And ways to avoid them
By Karen Gordon
While Christmas can be an exciting time, it can also be a big cause of stress for many. Christmas is indeed a prime time of year for family arguments – whether it be because of clashes in personalities or values, sibling favouritism or simply not agreeing on what to do.
Relate counsellor Rachel Davies says there are two main reasons why she thinks Christmas can be a particularly difficult time for fallouts. She explains, “I think a lot of people who are having difficulty this time of year put on a brave face to focus on having a good time and think the problems will go away – and of course they’re still there after the Christmas decorations have been taken down.
“But also, there are problems with how many expectations we put on families to fulfil the Christmas card and television advert image of large extended families having a lovely time and I think there’s a lot of pressure to live up to that.”
Here are some ways to cope with family rifts over the festive season….
- Think ahead and be realistic
If you know that there’s likely to be conflict within your family, spending extended time together over Christmas is probably not realistic, explains Rachel.
“I think there’s something about being realistic ahead of time so you can avoid putting yourself into situations where it’s going to lead to problems further down the line. So, make sure your plans are realistic.”
- Do your best to compromise
A large amount of acceptance on Christmas Day is important, says family counsellor Diane Stevens, and if you’re not happy, communication is key.

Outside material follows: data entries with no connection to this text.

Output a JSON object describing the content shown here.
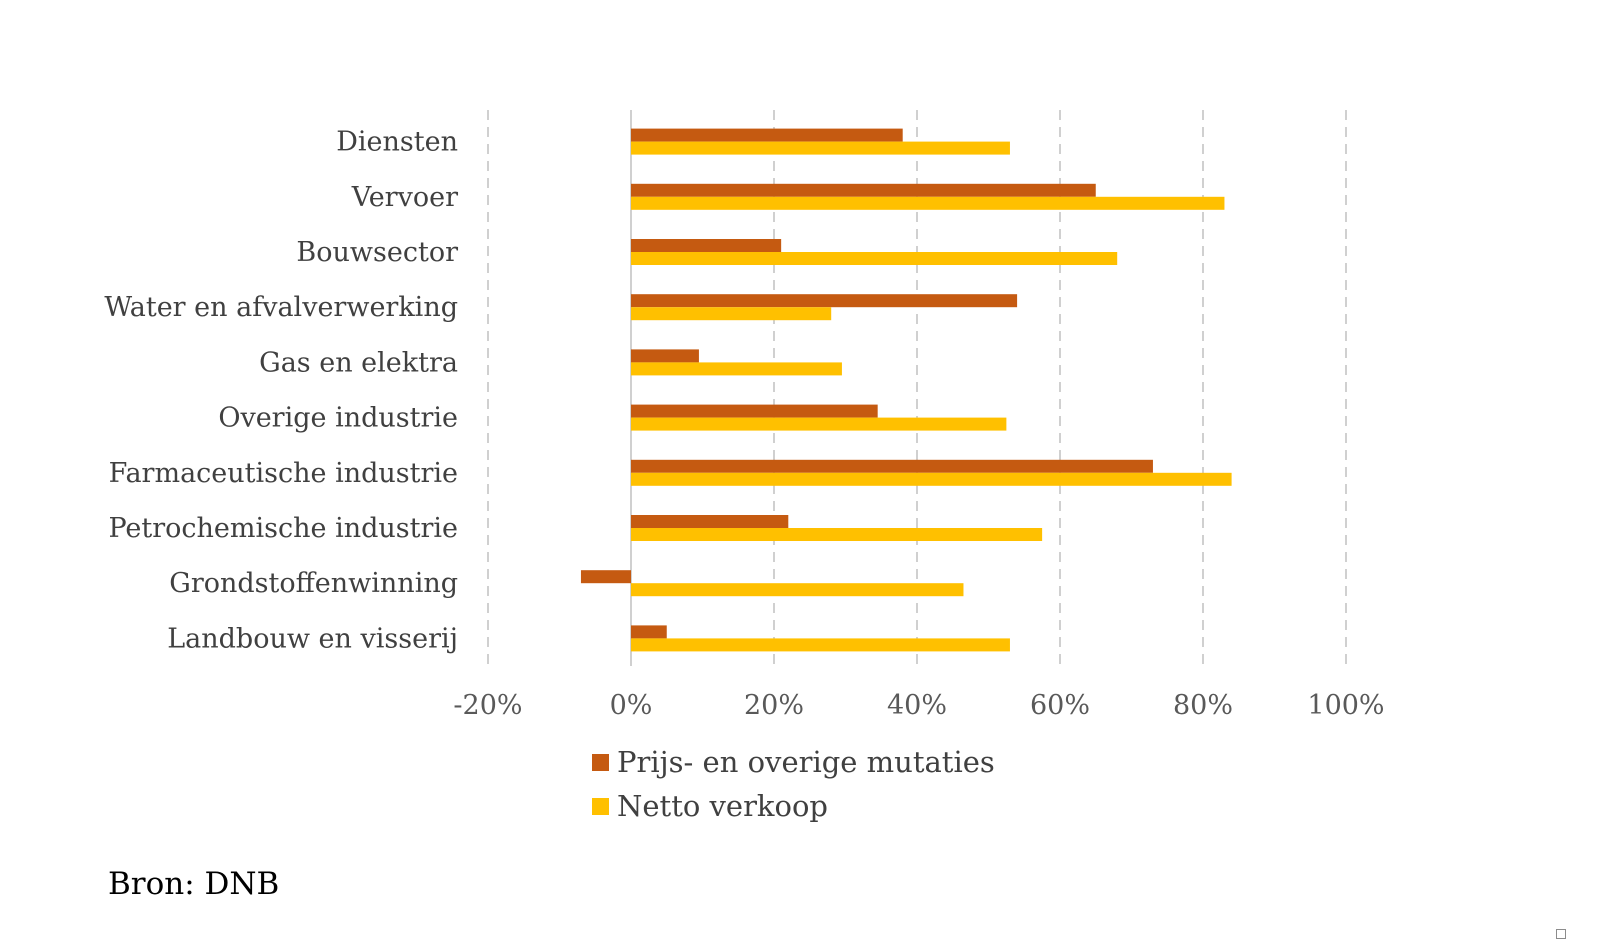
{
  "chart_data": {
    "type": "bar",
    "orientation": "horizontal",
    "categories": [
      "Diensten",
      "Vervoer",
      "Bouwsector",
      "Water en afvalverwerking",
      "Gas en elektra",
      "Overige industrie",
      "Farmaceutische industrie",
      "Petrochemische industrie",
      "Grondstoffenwinning",
      "Landbouw en visserij"
    ],
    "series": [
      {
        "name": "Prijs- en overige mutaties",
        "color": "#c55a11",
        "values": [
          38,
          65,
          21,
          54,
          9.5,
          34.5,
          73,
          22,
          -7,
          5
        ]
      },
      {
        "name": "Netto verkoop",
        "color": "#ffc000",
        "values": [
          53,
          83,
          68,
          28,
          29.5,
          52.5,
          84,
          57.5,
          46.5,
          53
        ]
      }
    ],
    "xlim": [
      -20,
      100
    ],
    "xticks": [
      "-20%",
      "0%",
      "20%",
      "40%",
      "60%",
      "80%",
      "100%"
    ],
    "xtick_values": [
      -20,
      0,
      20,
      40,
      60,
      80,
      100
    ],
    "grid": "vertical-dashed",
    "legend": "bottom",
    "xlabel": "",
    "ylabel": ""
  },
  "footer": {
    "source": "Bron: DNB"
  }
}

“For example, you may have some people who drink more heavily than others or maybe not at all. So, compromise and decide to start drinking at Christmas dinner, rather than earlier in the day. If there are arguments at Christmas, limit things like alcohol because that obviously creates extra irritability.”
- Mix things up a bit
Rather than forcing yourself to spend extended time with the members of your family who you find most difficult, see if you can break your time up to alleviate the pressure that you all have to be together all of the time. Rachel says:
“I have spoken to people who’ve found all sorts of clever ways of creating ways to take some time out. Things like being the one who walks the dog or who finds a late-night garage to buy some milk. It’s important just get a break from the pressure from each other.”
- Avoid heavy conversations
This is not the time of year to tackle your mother about her drinking problem or resolve the feud that you’ve always had with your brother. Rachel recommends having lighter conversations and compromising a bit.

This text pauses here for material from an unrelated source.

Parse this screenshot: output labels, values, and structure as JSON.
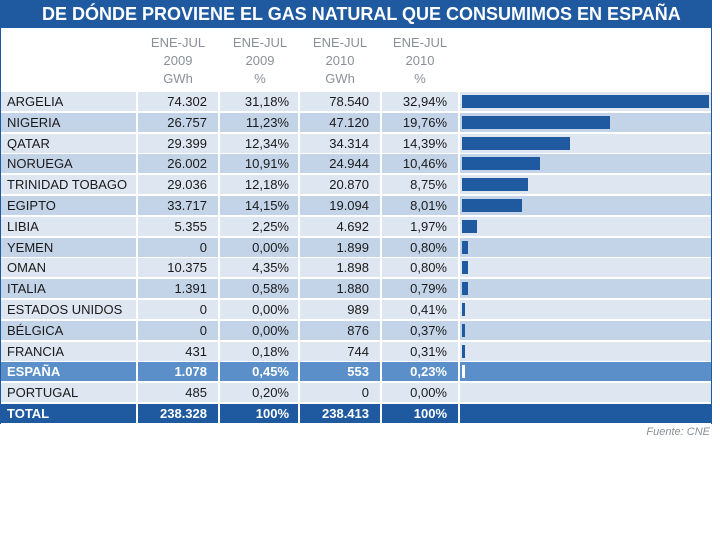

“Try to avoid heavy conversations if you can or controversial topics like arguing over Brexit, unless your family really enjoys debating.”
- Try to share any anxieties you have got ahead of time
Trust a person in your family who you can communicate your worries or who may even share the same concerns. Rachel advises:
“You can discuss how you are going to manage those few days. And even if they don’t share your concerns, it may be that they are better at dealing with that person than you are.”
- Look after yourself first
If there is no way to resolve a dispute and it is only going to get worse, take yourself out of the situation as soon as you can. Diane says:
“If it’s something that can’t be controlled and is becoming a real problem, you may have to make the decision to say this isn’t okay, and either go home or away from what’s going on.”
- Seek help
Unlike involving another member of the family, a therapist wont judge you or take sides and will be able to help you to find strategies to move forward. In January 2016, Relate received a 24% increase in calls as family tensions came to a head over the Christmas holidays. Dr Lucy Blake, from the Centre for Family Research at Cambridge University, says that it helps to remember that you’re not alone if you’re experiencing estrangement or feeling challenged by a family relationship.
“Some people might find it helpful to reach out and join a community like Stand Alone, which provides support to adults that are estranged from their family or a key family member.”